– Дура ты, Аленка, – качнула головой.

В последний раз взглянула в глаза той, кого считала практически сестрой, и ушла из ее дома навсегда.

Можно сказать, тот день стал последним не только для нашей дружбы с Макаровой, но и в отношении моих прогулок по городу. Слова бывшей подруги нашли лазейку в сердце, пробили защитные заслоны и напугали.

Да и короткая переписка с Султановым поспособствовала. Где-то через пару-тройку дней после злополучной ночи я не выдержала и написала ему сообщение. Поинтересовалась: как живется мудаку-насильнику, доволен ли он очередной победой, и не мучает ли его совесть. На что получила ответ: фотографию стены из красного кирпича, на которой ярко-белой краской было выведено всего одно короткое, но очень емкое слово «ДУРА». И блокировку контакта.

Именно дурой я себя в тот момент и почувствовала.

Круглой дурой, чьи розовые очки в очередной раз разбились в дребезги. По наивности я думала, что Султанову просто стыдно, поэтому он не написал первым ни строчки. Оказалось, все до банальности просто. Он просто получил свое и пошел дальше, не оглядываясь.

Я поступила также.

Закрыла страничку прошлого, удалив все свои контакты в соцсетях, сменила симку и превратилась в затворницу. Из дома выбиралась лишь на работу, а оттуда прямиком опять домой. И не пешком. Просила подбросить отца или вызывала такси. А свежим воздухом наслаждалась, проводя все вечера с книжкой на лоджии. На соревнования тоже отказалась ходить, даже угроза увольнения не помогла Санычу меня заставить передумать.

Так прошел март, апрель.

А в мае родители забили тревогу и, заставив взять ежегодный отпуск вместе с отгулами, которых накопилось почти на две недели, отправили меня к тетке в Питер. Сменить обстановку, отдохнуть и сделать перезагрузку.
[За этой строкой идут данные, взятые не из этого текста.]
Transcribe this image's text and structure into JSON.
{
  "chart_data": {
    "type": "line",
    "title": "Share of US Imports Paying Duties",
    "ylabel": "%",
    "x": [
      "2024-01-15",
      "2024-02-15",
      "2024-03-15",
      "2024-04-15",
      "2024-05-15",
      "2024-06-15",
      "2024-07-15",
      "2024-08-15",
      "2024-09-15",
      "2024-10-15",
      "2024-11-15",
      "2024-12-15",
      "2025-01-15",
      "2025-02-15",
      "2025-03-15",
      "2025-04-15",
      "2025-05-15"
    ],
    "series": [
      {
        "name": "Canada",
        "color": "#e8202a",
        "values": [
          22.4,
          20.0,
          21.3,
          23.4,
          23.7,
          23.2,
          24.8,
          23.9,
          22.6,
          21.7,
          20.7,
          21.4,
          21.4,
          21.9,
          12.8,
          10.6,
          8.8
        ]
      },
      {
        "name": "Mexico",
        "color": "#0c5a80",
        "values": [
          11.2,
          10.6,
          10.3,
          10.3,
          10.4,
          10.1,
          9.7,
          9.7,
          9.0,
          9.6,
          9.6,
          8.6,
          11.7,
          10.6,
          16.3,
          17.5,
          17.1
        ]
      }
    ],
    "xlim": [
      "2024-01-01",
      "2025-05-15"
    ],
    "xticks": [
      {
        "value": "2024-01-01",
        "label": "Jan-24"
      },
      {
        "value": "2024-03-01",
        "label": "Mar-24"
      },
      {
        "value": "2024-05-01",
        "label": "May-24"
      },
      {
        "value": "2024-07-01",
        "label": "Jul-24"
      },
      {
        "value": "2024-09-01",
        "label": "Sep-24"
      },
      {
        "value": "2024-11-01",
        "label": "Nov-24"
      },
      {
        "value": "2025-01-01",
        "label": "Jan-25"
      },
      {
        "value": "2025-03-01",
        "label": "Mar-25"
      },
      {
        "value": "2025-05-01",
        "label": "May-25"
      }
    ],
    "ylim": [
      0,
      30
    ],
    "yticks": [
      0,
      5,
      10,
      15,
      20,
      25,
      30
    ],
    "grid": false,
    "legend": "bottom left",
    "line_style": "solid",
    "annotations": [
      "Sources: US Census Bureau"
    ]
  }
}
Именно там, в северной столице, я случайно узнала, что в начале июня Сашка Тищенко погиб. Получил серьезное ножевое ранение, когда защищал свою девушку от каких-то отморозков. Скорая опоздала. Спасти его не смогли.

Тогда эта новость буквально меня разорвала на части. Придавила бетонной стеной, из-под которой я только-только начинала вылезать. При всех разочарованиях в окружающих людях Тищенко оставался для меня чуть ли не единственным на тот момент человеком, который продолжал вызывать улыбку лишь одними мыслями о себе.

И пусть он был одним из дружной троицы боксеров, двоих из которых я презирала, он стоял отдельно. Был лучиком света в темном царстве.

Первое, что сделала, вернувшись в родной город, это поехала к нему на кладбище. До последнего момента надеялась, что произошла ошибка. Жестокий розыгрыш. Но увы…

С большой цветной фотографии, прикрепленной к деревянному темно-коричневому кресту, на меня с улыбкой смотрел Сашка.

Сашка Тищенко. Почти друг, обещавший защищать, если вдруг кто-то надумает меня обидеть. Светлый человечек, с которым я могла посмеяться и поговорить обо всем на свете.

Могла раньше. До того, как его не стало.

Вот так у меня появилось еще одно место, куда я стала выбираться. Редко. Но в те моменты мне становилось как будто легче.

Через год деревянный крест сменился гранитным камнем, но улыбка Тищенко осталась все такой же светлой, яркой и безоблачной.

Такой, какой я ее и запомнила.

– Точно, хочу Сашку проведать, – озвучиваю мысль, которая позволяет вынырнуть на поверхность из темных глубин прошлого. – Сегодня. Сейчас.

Выливаю в раковину уже остывший напиток, к которому, задумавшись, почти не притронулась, и готовлю новый. Желание попасть на кладбище всецело занимает голову, и я незаметно для себя успокаиваюсь и легко отодвигаю колкие воспоминания.